The largest category of punitive confinement – and the one that has increased the most since Dixon started – is for “unauthorized movement,” which the Center for Children’s Law and Policy noted could be something as small as stepping outside of the T.V. room. Confinements for fights have remained relatively steady.
“That means what we’re doing is working,” Dixon said. “Because what you don’t do in an institution is allow the little things to get out of control.”
For the detention center to reverse course and begin to eliminate solitary confinement, it seems that change would need to be imposed from the outside, through legislation or legal action.

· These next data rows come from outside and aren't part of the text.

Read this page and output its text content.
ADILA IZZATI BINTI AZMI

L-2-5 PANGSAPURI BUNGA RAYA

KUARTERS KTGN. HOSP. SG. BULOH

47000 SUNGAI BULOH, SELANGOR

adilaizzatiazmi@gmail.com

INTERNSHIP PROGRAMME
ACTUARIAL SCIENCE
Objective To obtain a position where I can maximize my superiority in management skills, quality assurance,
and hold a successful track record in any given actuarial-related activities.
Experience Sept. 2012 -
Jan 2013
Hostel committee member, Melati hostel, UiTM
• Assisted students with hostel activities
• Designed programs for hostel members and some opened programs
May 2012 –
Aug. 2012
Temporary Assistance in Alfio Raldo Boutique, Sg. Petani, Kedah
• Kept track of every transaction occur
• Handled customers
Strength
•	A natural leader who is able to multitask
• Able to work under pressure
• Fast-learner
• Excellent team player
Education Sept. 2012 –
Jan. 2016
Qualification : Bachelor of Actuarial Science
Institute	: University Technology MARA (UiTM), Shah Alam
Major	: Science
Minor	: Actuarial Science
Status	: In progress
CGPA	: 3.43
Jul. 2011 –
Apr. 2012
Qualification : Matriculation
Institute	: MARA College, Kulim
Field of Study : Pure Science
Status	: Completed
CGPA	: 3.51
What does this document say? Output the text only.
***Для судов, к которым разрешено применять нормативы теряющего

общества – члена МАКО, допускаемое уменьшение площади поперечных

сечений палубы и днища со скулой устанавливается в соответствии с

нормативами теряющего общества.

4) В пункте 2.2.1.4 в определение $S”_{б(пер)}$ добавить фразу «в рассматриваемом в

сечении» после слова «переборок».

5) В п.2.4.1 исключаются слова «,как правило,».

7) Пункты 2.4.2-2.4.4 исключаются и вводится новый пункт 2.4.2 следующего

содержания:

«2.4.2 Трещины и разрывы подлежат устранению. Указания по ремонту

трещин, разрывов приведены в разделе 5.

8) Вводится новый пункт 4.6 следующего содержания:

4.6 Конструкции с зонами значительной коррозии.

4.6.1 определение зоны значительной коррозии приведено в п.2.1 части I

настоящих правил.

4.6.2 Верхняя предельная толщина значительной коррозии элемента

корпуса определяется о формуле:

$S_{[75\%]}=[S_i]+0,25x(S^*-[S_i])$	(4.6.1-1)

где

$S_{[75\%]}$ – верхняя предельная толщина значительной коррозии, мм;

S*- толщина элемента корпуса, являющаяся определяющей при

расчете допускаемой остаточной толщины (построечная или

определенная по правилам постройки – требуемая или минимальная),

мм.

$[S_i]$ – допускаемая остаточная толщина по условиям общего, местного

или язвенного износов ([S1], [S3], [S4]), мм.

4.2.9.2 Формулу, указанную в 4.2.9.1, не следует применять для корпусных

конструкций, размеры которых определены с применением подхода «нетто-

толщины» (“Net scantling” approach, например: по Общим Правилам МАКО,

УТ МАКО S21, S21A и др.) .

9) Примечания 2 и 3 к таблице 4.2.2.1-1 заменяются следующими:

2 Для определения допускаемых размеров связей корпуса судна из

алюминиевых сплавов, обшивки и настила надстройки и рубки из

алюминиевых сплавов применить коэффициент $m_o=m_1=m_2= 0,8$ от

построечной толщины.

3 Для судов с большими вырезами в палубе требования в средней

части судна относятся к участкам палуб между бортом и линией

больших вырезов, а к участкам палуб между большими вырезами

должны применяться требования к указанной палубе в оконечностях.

A spokesman for Cook County President Toni Preckwinkle said in a statement that “we are generally opposed to the use of solitary confinement at the JTDC and would support legislation that significantly tailors its use.”
That could put her in a familiar position: at odds with Chief Judge Timothy Evans, whose office oversees Dixon and the detention center. A spokesman for Evans said he understands there are “differences of opinion” on solitary confinement for juveniles, but “has every confidence in Superintendent Dixon’s expertise and is also mindful and respectful of other viewpoints.”
“Chief Judge Evans will seek further guidance on this matter when the JTDC undergoes an independent review later this year,” he said.
The Center for Children’s Law and Policy has already told the JTDC to cut back on solitary confinement twice. It’s not clear why he expects the third time will be any different.
* The Cook County Juvenile Temporary Detention Center provided only first names to protect juveniles’ identities.